By developing and applying a novel clustering scheme, we have identified a 50 per cent larger gene cluster (in comparison to PCA and previous hierarchical cluster analyses [8]), whose spatio-temporal gene expressions correlate with nlz2. According to GoMiner, a computational high-throughput tool for biological interpretation of genomic, transcriptomic, and proteomic data, that identifies the biological processes, functions and components of gene clusters [9, 10], this larger cluster still shows gene enrichment for its specific functions in the context of Gene Ontology.

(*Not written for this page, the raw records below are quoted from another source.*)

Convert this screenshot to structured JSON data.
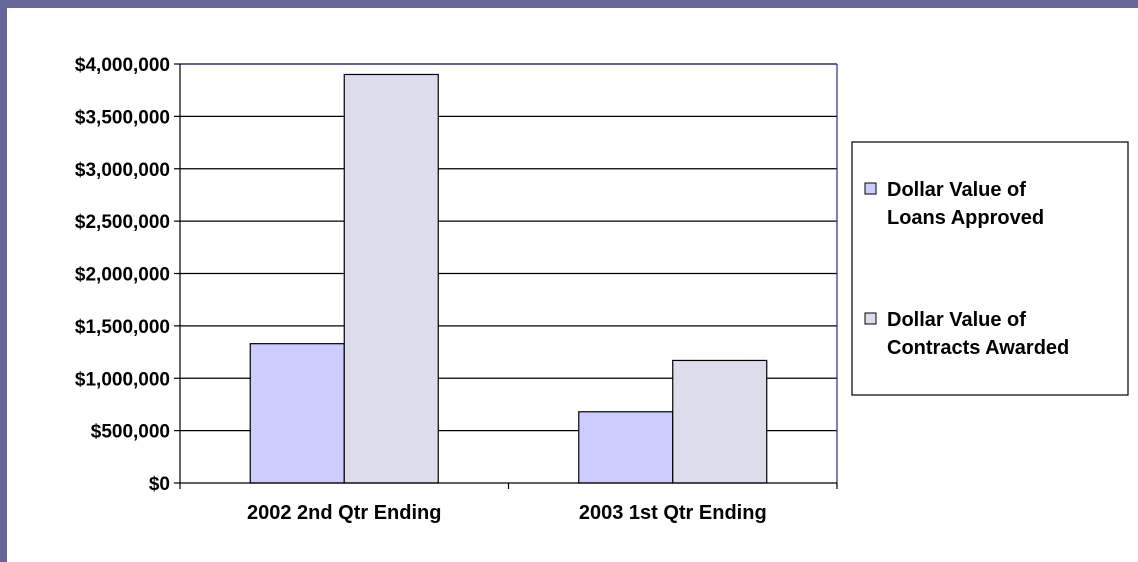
{
  "colors": {
    "frame": "#666699",
    "plot_border": "#2b2b8a",
    "series_1": "#ccccff",
    "series_2": "#dcdcec",
    "bar_outline": "#000000",
    "gridline": "#000000"
  },
  "chart_data": {
    "type": "bar",
    "title": "",
    "xlabel": "",
    "ylabel": "",
    "categories": [
      "2002 2nd Qtr Ending",
      "2003 1st Qtr Ending"
    ],
    "series": [
      {
        "name_lines": [
          "Dollar Value of",
          "Loans Approved"
        ],
        "values": [
          1330000,
          680000
        ],
        "color": "#ccccff"
      },
      {
        "name_lines": [
          "Dollar Value of",
          "Contracts Awarded"
        ],
        "values": [
          3900000,
          1170000
        ],
        "color": "#dcdcec"
      }
    ],
    "ylim": [
      0,
      4000000
    ],
    "yticks": [
      0,
      500000,
      1000000,
      1500000,
      2000000,
      2500000,
      3000000,
      3500000,
      4000000
    ],
    "ytick_labels": [
      "$0",
      "$500,000",
      "$1,000,000",
      "$1,500,000",
      "$2,000,000",
      "$2,500,000",
      "$3,000,000",
      "$3,500,000",
      "$4,000,000"
    ],
    "grid": true,
    "legend_position": "right"
  }
}
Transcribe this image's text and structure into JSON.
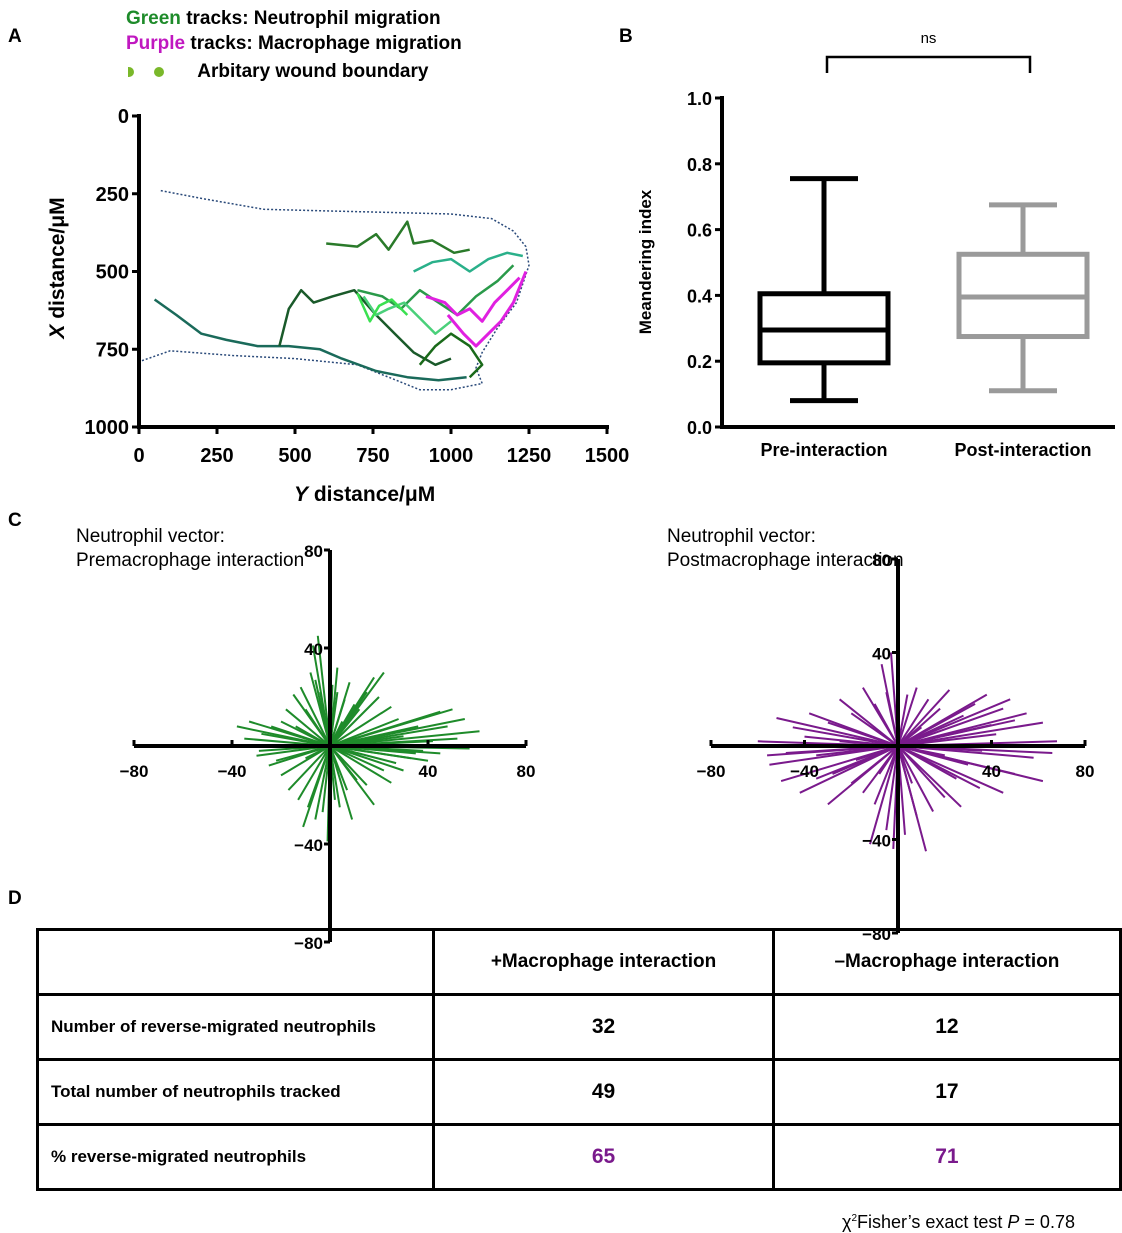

Next, using GoMiner, we sought to identify those gene clusters whose co-expressions correlate with processes in eye development. First, we apply a novel clustering scheme that builds on the intertwining of Laplacian Eigenmaps, a nonlinear geometrical data transformation, with *k*-means and hierarchical clustering. To validate the findings, we also use two standard clustering schemes, basic *k*-means and principal component analysis combined with *k*-means and hierarchical clustering. All three methods identify gene clusters enriched for functional GoMiner categories related to eye development, but the proposed nonlinear scheme leads to lower false discovery rates. Secondly, we have proposed a mechanism that allows experts to introduce their input in form of additional, labeled information by means of a potential on a data-dependent graph in [11] to improve the dimension reduction and clustering process. Distances between certain labeled genes are forced to appear closer than normally while others are increased. In the present paper, we aim to label genes that are highly connected and thus constitute hubs within the regulatory network. Such genes appear to promote coherence within a gene cluster and would thus be ideal candidates for labeling to obtain a more meaningful and coherent clustering. There are many ways to extract genes of high connectivity, and we use the weights that are generated by the Laplacian on the regulatory network and alternatively weighted correlation networks as described in [12]. Identified gene hubs are then labeled to incorporate regulatory network characteristics into the labeled Laplacian clustering. This novel clustering scheme based on nonlinear dimension reduction and involving labeled data further improves the biological specificity according to GoMiner analysis.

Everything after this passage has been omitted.